Thursday, May 7, 2009

Swine Flu's Teachable Moment

An Opportunity for Public Health and Vaccine Manufacturers
It was disturbing to read about a growing public health threat in "Vaccine Refusal, Mandatory Immunization, and the Risks of Vaccine-Preventable Diseases" in this week's New England Journal of Medicine (Omer et al.). The bottom line is that there is a critical need for new education and policy efforts to protect children (sometimes from their own parents) and the general public.

Here's an example of some of the bad news: In the case of measles, it's been estimated that more than two million cases occurred each year in the U.S. before a vaccine was available. In a triumph of science and medicine, the number of cases dropped to a mean of 62 per year between 2000 and 2007. In the first four months of 2008, however, 64 cases were reported with 63 of those occurring in children who were not vaccinated. Why?
  • Past success. With a number of diseases nearly wiped out by vaccines, it seems as though our memories have been wiped out as well. As time marches on, many have forgotten the potential severity of vaccine-preventable diseases. Using the measles example, some cases can cause pneumonia, seizures, meningitis or even death.

  • Alternative medicine and junk science. Of course, "western medicine" does not have all the answers. But it's been reported that parents of unvaccinated children "were more likely than parents of vaccinated children both to have providers who offered complementary or alternative health care and to obtain information from the Internet and groups opposed to aspects of immunization."

  • Ease of opting out. Although the constitutionality of mandatory immunizations has been upheld, individual states have the ability to set the bar and allow exemptions based on personal or religious beliefs.
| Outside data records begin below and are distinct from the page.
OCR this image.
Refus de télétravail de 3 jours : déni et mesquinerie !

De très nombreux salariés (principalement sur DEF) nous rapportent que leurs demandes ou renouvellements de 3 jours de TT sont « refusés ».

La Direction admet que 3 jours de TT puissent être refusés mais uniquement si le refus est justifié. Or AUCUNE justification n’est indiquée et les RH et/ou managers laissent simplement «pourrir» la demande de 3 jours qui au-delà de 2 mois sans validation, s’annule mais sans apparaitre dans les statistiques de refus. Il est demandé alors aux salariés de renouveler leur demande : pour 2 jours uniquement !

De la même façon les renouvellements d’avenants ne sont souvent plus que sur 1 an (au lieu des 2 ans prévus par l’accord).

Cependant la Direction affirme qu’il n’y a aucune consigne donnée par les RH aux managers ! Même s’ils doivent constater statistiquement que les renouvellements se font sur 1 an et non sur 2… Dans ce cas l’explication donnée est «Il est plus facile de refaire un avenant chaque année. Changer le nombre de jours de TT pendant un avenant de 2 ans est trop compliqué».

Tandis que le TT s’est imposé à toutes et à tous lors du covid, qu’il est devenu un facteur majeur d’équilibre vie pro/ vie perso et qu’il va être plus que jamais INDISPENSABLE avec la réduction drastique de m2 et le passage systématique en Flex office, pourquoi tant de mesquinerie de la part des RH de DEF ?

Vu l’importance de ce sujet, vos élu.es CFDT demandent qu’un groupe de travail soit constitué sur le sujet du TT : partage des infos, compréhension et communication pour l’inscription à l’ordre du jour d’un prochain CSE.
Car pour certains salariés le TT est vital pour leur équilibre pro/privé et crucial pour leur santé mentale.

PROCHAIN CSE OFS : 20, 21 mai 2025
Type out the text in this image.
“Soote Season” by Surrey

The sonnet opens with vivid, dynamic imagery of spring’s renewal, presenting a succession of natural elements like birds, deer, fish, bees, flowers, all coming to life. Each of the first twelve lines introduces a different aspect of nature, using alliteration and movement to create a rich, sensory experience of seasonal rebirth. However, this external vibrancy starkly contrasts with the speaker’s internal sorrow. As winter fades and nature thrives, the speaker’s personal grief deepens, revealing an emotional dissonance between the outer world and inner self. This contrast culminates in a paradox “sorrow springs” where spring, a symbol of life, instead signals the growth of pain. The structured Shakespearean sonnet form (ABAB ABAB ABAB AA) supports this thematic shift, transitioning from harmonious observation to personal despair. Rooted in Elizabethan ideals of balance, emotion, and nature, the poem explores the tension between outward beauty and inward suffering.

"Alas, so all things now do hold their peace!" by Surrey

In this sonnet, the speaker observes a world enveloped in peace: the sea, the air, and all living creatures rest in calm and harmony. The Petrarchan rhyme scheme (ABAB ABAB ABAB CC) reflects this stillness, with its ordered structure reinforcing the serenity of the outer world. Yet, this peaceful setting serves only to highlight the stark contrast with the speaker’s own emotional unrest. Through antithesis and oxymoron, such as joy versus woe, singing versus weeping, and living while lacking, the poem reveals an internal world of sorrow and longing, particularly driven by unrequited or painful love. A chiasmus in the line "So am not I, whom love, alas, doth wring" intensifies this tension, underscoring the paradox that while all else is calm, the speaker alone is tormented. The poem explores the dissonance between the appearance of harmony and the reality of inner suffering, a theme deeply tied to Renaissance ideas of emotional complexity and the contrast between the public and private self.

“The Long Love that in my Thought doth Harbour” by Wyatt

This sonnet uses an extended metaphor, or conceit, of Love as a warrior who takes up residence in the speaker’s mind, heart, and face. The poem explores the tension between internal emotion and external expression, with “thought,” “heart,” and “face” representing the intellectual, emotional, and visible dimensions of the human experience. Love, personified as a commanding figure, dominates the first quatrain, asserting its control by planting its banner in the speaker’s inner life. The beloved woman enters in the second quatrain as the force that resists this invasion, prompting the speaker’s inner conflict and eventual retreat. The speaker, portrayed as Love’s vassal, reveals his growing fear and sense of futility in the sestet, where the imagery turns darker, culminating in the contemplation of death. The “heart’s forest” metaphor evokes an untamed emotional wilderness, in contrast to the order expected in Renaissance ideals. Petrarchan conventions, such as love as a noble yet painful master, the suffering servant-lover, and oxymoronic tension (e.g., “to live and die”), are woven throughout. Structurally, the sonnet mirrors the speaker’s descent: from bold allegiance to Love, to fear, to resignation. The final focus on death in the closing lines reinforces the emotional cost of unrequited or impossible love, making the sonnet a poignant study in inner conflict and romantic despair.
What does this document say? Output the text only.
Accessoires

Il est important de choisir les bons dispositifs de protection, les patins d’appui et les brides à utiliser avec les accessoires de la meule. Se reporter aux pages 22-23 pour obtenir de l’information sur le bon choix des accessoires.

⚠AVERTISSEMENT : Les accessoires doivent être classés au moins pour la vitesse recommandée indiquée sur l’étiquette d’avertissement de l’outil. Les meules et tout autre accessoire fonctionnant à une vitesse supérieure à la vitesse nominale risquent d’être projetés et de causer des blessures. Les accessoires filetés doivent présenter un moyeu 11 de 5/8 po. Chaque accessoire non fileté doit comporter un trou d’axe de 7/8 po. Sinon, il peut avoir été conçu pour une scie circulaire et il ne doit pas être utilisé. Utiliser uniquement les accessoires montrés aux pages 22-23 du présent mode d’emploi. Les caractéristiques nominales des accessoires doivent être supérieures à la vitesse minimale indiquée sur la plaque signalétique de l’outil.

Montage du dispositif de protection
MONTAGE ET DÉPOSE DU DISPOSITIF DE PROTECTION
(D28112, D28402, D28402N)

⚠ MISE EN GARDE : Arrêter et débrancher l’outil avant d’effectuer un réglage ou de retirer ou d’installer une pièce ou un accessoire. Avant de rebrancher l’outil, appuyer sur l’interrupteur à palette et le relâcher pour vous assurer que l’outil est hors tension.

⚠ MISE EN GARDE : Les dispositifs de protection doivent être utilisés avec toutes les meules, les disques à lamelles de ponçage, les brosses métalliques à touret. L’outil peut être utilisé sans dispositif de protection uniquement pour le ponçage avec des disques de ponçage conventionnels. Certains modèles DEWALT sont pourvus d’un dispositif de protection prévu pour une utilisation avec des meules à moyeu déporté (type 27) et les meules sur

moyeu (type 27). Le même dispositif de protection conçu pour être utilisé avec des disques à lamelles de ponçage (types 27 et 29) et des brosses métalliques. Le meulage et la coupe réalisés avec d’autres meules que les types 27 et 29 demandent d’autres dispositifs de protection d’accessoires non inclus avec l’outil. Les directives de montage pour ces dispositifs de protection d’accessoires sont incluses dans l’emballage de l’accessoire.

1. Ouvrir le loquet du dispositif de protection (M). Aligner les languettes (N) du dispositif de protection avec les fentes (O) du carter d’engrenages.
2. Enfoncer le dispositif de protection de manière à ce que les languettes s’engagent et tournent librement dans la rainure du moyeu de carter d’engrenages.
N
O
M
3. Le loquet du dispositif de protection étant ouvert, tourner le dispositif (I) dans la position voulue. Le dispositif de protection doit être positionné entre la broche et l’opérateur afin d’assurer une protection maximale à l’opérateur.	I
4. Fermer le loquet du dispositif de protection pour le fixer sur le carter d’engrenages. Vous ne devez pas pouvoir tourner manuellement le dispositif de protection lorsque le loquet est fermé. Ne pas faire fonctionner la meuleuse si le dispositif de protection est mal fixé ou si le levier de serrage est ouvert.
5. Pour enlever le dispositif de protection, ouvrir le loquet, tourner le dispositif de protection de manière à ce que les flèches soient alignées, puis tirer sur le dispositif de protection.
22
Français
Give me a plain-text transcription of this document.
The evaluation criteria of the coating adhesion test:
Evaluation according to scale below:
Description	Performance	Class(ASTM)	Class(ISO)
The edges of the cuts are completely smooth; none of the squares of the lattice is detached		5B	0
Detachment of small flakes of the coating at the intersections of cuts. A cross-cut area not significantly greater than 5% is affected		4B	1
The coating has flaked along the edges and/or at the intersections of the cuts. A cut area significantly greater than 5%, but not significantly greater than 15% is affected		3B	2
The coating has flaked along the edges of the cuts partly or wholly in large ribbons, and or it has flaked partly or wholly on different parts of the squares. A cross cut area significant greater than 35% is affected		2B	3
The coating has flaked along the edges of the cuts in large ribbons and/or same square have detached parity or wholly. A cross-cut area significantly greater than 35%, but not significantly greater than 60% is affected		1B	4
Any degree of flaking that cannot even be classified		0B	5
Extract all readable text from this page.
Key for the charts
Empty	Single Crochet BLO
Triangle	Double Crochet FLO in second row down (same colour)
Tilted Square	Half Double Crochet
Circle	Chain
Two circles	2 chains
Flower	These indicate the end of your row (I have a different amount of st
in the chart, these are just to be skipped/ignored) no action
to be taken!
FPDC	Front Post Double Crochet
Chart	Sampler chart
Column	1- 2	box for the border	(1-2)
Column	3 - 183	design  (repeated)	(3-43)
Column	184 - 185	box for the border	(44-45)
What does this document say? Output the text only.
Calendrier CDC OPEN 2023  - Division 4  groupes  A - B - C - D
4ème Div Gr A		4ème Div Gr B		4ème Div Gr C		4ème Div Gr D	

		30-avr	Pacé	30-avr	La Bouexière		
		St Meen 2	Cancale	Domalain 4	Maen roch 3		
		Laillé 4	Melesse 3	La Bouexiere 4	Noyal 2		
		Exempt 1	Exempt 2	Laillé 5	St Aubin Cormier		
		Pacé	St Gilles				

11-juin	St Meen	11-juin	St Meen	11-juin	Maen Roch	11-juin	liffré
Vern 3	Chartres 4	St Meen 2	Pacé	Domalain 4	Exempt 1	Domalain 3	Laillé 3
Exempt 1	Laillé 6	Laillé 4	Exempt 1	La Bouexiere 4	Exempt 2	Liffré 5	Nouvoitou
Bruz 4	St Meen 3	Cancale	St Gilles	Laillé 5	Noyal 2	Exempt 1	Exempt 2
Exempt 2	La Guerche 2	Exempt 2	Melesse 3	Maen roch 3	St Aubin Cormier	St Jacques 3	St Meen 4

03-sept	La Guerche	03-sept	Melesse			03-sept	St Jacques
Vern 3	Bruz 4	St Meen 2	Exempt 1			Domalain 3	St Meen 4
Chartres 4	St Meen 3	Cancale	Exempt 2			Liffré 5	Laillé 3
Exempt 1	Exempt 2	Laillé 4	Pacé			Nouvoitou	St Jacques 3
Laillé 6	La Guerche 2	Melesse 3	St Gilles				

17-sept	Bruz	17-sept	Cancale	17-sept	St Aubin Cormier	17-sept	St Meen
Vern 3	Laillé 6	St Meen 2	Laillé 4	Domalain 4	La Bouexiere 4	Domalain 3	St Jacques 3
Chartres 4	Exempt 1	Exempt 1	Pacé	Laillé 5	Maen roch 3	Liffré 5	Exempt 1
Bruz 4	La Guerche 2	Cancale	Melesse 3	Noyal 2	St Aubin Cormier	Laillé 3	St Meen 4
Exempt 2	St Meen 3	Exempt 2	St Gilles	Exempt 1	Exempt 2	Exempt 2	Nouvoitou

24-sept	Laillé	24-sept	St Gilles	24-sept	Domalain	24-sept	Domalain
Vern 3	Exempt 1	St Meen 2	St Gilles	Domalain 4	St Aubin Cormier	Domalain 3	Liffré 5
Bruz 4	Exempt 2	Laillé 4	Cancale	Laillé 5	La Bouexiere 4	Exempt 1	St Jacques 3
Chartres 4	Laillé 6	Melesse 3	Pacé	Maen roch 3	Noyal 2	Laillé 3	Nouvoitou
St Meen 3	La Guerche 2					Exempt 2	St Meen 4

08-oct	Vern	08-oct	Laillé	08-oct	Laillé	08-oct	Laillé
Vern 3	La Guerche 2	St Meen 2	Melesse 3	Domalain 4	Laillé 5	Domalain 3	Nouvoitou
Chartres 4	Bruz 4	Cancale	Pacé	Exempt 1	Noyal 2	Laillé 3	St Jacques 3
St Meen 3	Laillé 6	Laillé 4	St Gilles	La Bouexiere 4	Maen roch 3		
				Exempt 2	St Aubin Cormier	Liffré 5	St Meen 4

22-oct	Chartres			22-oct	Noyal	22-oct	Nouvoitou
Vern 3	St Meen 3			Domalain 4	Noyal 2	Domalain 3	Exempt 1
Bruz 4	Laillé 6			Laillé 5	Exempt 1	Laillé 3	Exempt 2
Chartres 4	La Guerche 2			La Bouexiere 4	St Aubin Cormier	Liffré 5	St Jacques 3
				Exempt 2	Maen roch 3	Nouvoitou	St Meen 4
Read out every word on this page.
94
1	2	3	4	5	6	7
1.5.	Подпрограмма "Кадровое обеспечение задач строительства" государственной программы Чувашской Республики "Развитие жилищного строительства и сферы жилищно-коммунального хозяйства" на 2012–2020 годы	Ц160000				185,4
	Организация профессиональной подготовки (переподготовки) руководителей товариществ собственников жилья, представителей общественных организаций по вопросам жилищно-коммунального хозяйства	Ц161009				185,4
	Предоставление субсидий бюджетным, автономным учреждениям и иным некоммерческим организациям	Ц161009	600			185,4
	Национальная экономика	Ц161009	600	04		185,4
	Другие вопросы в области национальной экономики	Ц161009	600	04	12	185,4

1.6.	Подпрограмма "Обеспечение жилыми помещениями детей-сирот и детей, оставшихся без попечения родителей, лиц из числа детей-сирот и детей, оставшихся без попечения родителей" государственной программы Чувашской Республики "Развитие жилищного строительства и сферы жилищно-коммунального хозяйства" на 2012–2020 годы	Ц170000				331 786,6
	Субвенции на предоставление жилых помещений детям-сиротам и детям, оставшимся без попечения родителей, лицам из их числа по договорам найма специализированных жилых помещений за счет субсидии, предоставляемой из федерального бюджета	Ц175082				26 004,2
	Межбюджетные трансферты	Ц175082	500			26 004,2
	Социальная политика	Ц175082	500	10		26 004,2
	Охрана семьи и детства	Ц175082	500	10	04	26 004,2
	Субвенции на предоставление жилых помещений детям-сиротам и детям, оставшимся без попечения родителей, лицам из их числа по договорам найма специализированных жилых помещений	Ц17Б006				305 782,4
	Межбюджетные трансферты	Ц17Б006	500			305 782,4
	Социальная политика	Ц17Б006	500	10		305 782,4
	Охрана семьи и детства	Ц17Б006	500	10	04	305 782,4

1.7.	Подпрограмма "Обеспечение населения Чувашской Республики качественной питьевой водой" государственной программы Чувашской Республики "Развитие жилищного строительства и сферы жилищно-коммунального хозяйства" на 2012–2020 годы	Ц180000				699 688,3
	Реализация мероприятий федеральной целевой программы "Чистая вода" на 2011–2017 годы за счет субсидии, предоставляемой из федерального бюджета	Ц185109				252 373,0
In another unfortunate example, "the mean annual incidence of pertussis was almost twice as high in states with administrative procedures that made it easy to obtain exemptions as in states that made it more difficult." It was reported also that children with exemptions were 35 times more likely to contract measles.

  • Denial. Compared to parents of vaccinated children, significantly more parents of unvaccinated children believed their kids had a low susceptibility to diseases (58% vs. 15%) and that the severity of disease was low (51% vs. 18%).

  • Lack of trust. Again, compared to parents of vaccinated children, significantly more parents of unvaccinated children believed that vaccine efficacy and safety were low (58% vs. 17%, 60% vs. 15%).

Although the hearts of parents who withhold vaccinations from their children for non-medical reasons might be in the right place, their brains are not. In the "rugged individualism" that many Americans use to define themselves, there is a consequence of putting others in harm's way. Those who are unvaccinated put their communities at a higher risk of disease outbreak.

Now, there's a race to develop another vaccine -- this one against the swine (H1N1) flu. Although no one wants a new disease to contend with, there may be a silver lining -- a chance to reengage the public on the importance of immunizations. No doubt there will be an educational push when the vaccine is available. But at the same time, a campaign should be tied-in to reverse the dangerous growth of vaccination exemptions.

No vaccine is risk-free and not every mind can be changed. Still, the CDC (with their reach and clout), vaccine manufacturers (who can gain sales and reputation) and health care providers (who are a trusted source and carry influence on family health care decisions) should join forces to develop a new dialogue with the public. And let's sustain the discussion, let's put the science and evidence in perspective, and let's build some trust.